We will continue to make the case -- even the folks who choose to keep their own plans -- that they should shop around in the new marketplace, because there's a good chance that they'll be able to buy better insurance at lower cost.
So we're going to do everything we can to help the Americans who've received these cancellation notices. But I also want everybody to remember, there are still 40 million Americans who don't have health insurance at all. I'm not going to walk away from 40 million people who have the chance to get health insurance for the first time, and I'm not going to walk away from something that has helped the cost of health care grow at its slowest rate in 50 years.

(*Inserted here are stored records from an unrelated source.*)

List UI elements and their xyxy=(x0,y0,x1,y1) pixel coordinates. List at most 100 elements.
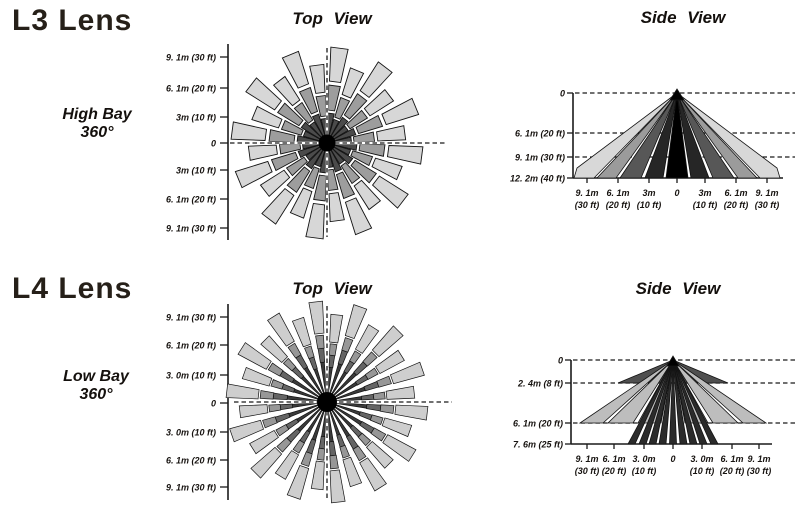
coverage-wedge xyxy=(371,157,403,181)
floor-distance-label: 3. 0m xyxy=(690,454,713,464)
coverage-beam xyxy=(676,92,735,179)
distance-axis-label: 6. 1m (20 ft) xyxy=(166,195,216,205)
coverage-wedge xyxy=(365,440,394,469)
coverage-wedge xyxy=(315,94,327,118)
sensor-center-dot xyxy=(317,392,337,412)
coverage-wedge xyxy=(350,159,378,184)
coverage-wedge xyxy=(329,469,346,504)
coverage-wedge xyxy=(304,345,315,360)
coverage-wedge xyxy=(364,367,379,380)
coverage-wedge xyxy=(329,343,338,357)
coverage-wedge xyxy=(354,324,380,354)
coverage-wedge xyxy=(334,96,351,120)
coverage-wedge xyxy=(337,349,349,366)
floor-distance-label-ft: (30 ft) xyxy=(755,200,780,210)
depth-axis-label: 6. 1m (20 ft) xyxy=(515,129,565,139)
coverage-wedge xyxy=(359,457,387,492)
coverage-wedge xyxy=(360,393,375,401)
l3-side-view-diagram: 0 6. 1m (20 ft) 9. 1m (30 ft) 12. 2m (40 ft… xyxy=(510,88,795,210)
coverage-wedge xyxy=(267,312,295,347)
coverage-wedge xyxy=(259,390,275,400)
coverage-wedge xyxy=(317,347,326,363)
distance-axis-label: 0 xyxy=(211,139,216,149)
coverage-wedge xyxy=(385,385,416,400)
coverage-wedge xyxy=(389,361,425,385)
floor-distance-label: 9. 1m xyxy=(755,188,778,198)
coverage-wedge xyxy=(349,350,362,365)
coverage-wedge xyxy=(341,337,354,353)
coverage-wedge xyxy=(313,174,327,202)
coverage-wedge xyxy=(310,460,325,491)
coverage-wedge xyxy=(328,441,337,457)
coverage-wedge xyxy=(329,454,339,470)
coverage-beam xyxy=(672,359,688,445)
coverage-beam xyxy=(665,92,689,179)
floor-distance-label: 6. 1m xyxy=(724,188,747,198)
coverage-wedge xyxy=(386,145,424,165)
coverage-wedge xyxy=(352,131,376,143)
floor-distance-label: 9. 1m xyxy=(575,454,598,464)
coverage-wedge xyxy=(318,435,326,450)
coverage-wedge xyxy=(275,424,290,437)
distance-axis-label: 9. 1m (30 ft) xyxy=(166,313,216,323)
coverage-wedge xyxy=(372,391,386,400)
floor-distance-label: 9. 1m xyxy=(575,188,598,198)
coverage-wedge xyxy=(281,50,310,89)
coverage-wedge xyxy=(272,392,288,401)
coverage-wedge xyxy=(340,162,361,185)
floor-distance-label-ft: (10 ft) xyxy=(690,466,715,476)
coverage-wedge xyxy=(286,166,311,194)
coverage-wedge xyxy=(350,150,374,167)
coverage-wedge xyxy=(370,427,387,442)
coverage-wedge xyxy=(346,109,369,130)
coverage-beam xyxy=(648,359,674,445)
coverage-wedge xyxy=(341,67,365,99)
coverage-beam xyxy=(638,359,674,445)
distance-axis-label: 0 xyxy=(211,399,216,409)
coverage-wedge xyxy=(305,438,317,455)
coverage-wedge xyxy=(342,456,363,488)
coverage-beam xyxy=(672,359,739,424)
distance-axis-label: 3. 0m (10 ft) xyxy=(166,428,216,438)
coverage-wedge xyxy=(305,202,325,240)
coverage-beam xyxy=(607,359,674,424)
coverage-wedge xyxy=(363,88,395,117)
coverage-wedge xyxy=(238,404,269,419)
coverage-wedge xyxy=(276,102,304,127)
coverage-beam xyxy=(666,355,680,367)
coverage-wedge xyxy=(375,349,405,375)
coverage-beam xyxy=(658,359,674,445)
coverage-wedge xyxy=(274,412,291,424)
coverage-beam xyxy=(676,92,710,179)
l3-bay-label: High Bay 360° xyxy=(12,106,182,142)
coverage-wedge xyxy=(358,143,386,157)
coverage-wedge xyxy=(270,151,299,172)
coverage-wedge xyxy=(303,166,320,190)
coverage-wedge xyxy=(329,46,349,84)
coverage-wedge xyxy=(344,304,368,340)
distance-axis-label: 3m (10 ft) xyxy=(176,166,216,176)
distance-axis-label: 6. 1m (20 ft) xyxy=(166,84,216,94)
coverage-wedge xyxy=(300,451,313,467)
coverage-wedge xyxy=(329,313,344,344)
coverage-beam xyxy=(596,92,678,179)
l4-lens-title: L4 Lens xyxy=(12,272,133,305)
distance-axis-label: 3. 0m (10 ft) xyxy=(166,371,216,381)
coverage-wedge xyxy=(327,84,341,112)
coverage-beam xyxy=(676,92,758,179)
sensor-center-dot xyxy=(318,134,336,152)
coverage-wedge xyxy=(281,383,296,393)
coverage-wedge xyxy=(268,129,296,143)
coverage-wedge xyxy=(381,417,413,438)
coverage-beam xyxy=(676,92,781,179)
coverage-wedge xyxy=(335,171,356,200)
coverage-wedge xyxy=(270,379,285,390)
coverage-wedge xyxy=(376,125,407,142)
distance-axis-label: 3m (10 ft) xyxy=(176,113,216,123)
floor-distance-label: 0 xyxy=(670,454,675,464)
coverage-wedge xyxy=(343,92,368,120)
floor-distance-label-ft: (30 ft) xyxy=(575,200,600,210)
coverage-wedge xyxy=(355,114,384,135)
floor-distance-label-ft: (10 ft) xyxy=(632,466,657,476)
l4-top-view-title: Top View xyxy=(292,279,372,298)
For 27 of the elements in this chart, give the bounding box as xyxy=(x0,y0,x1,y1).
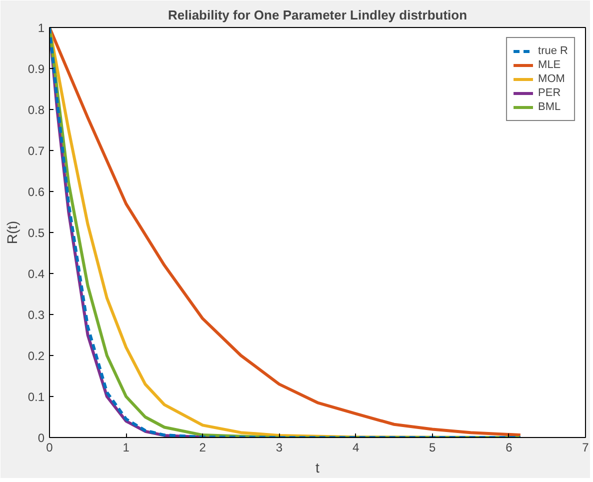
y-tick-label: 0.1 xyxy=(28,390,45,404)
legend-label: true R xyxy=(538,44,568,58)
y-tick-label: 0.2 xyxy=(28,349,45,363)
x-tick-label: 0 xyxy=(46,440,54,454)
x-axis-title: t xyxy=(316,460,320,476)
y-tick-label: 0 xyxy=(38,431,45,445)
legend-label: MOM xyxy=(538,72,565,86)
legend-label: MLE xyxy=(538,58,561,72)
legend-label: BML xyxy=(538,100,561,114)
y-tick-label: 0.9 xyxy=(28,62,45,76)
legend-label: PER xyxy=(538,86,561,100)
x-tick-label: 3 xyxy=(276,440,283,454)
y-tick-label: 0.3 xyxy=(28,308,45,322)
x-tick-label: 5 xyxy=(429,440,436,454)
x-tick-label: 2 xyxy=(199,440,206,454)
y-tick-label: 0.8 xyxy=(28,103,45,117)
chart-title: Reliability for One Parameter Lindley distrbution xyxy=(168,8,468,22)
y-tick-label: 0.4 xyxy=(28,267,45,281)
x-tick-label: 4 xyxy=(352,440,360,454)
y-tick-label: 0.6 xyxy=(28,185,45,199)
x-tick-label: 1 xyxy=(122,440,130,454)
y-tick-label: 1 xyxy=(38,21,45,35)
y-axis-title: R(t) xyxy=(4,220,20,244)
x-tick-label: 7 xyxy=(582,440,590,454)
y-tick-label: 0.5 xyxy=(28,226,45,240)
x-tick-label: 6 xyxy=(506,440,513,454)
y-tick-label: 0.7 xyxy=(28,144,45,158)
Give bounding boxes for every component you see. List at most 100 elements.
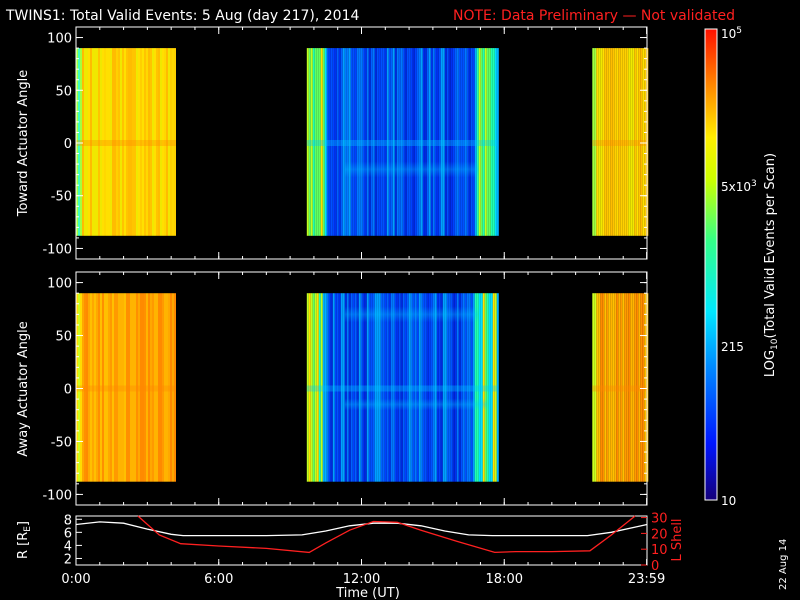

So we're at the opening weeks of the project to build a better health care system for everybody, a system that will offer real financial security and peace of mind to millions of Americans.
It is a complex process. There are all kinds of challenges. I'm sure there will be additional challenges that come up. And it's important that we're honest and straightforward in terms, when we come up with a problem with these reforms and these laws, that we address them.
But we've got to move forward on this. It took 100 years for us to even get to the point where we could start talking about and implementing a law to make sure everybody's got health insurance. And my pledge to the American people is, is that we're going to solve the problems that are there, we're going to get it right, and the Affordable Care Act is going to work for the American people.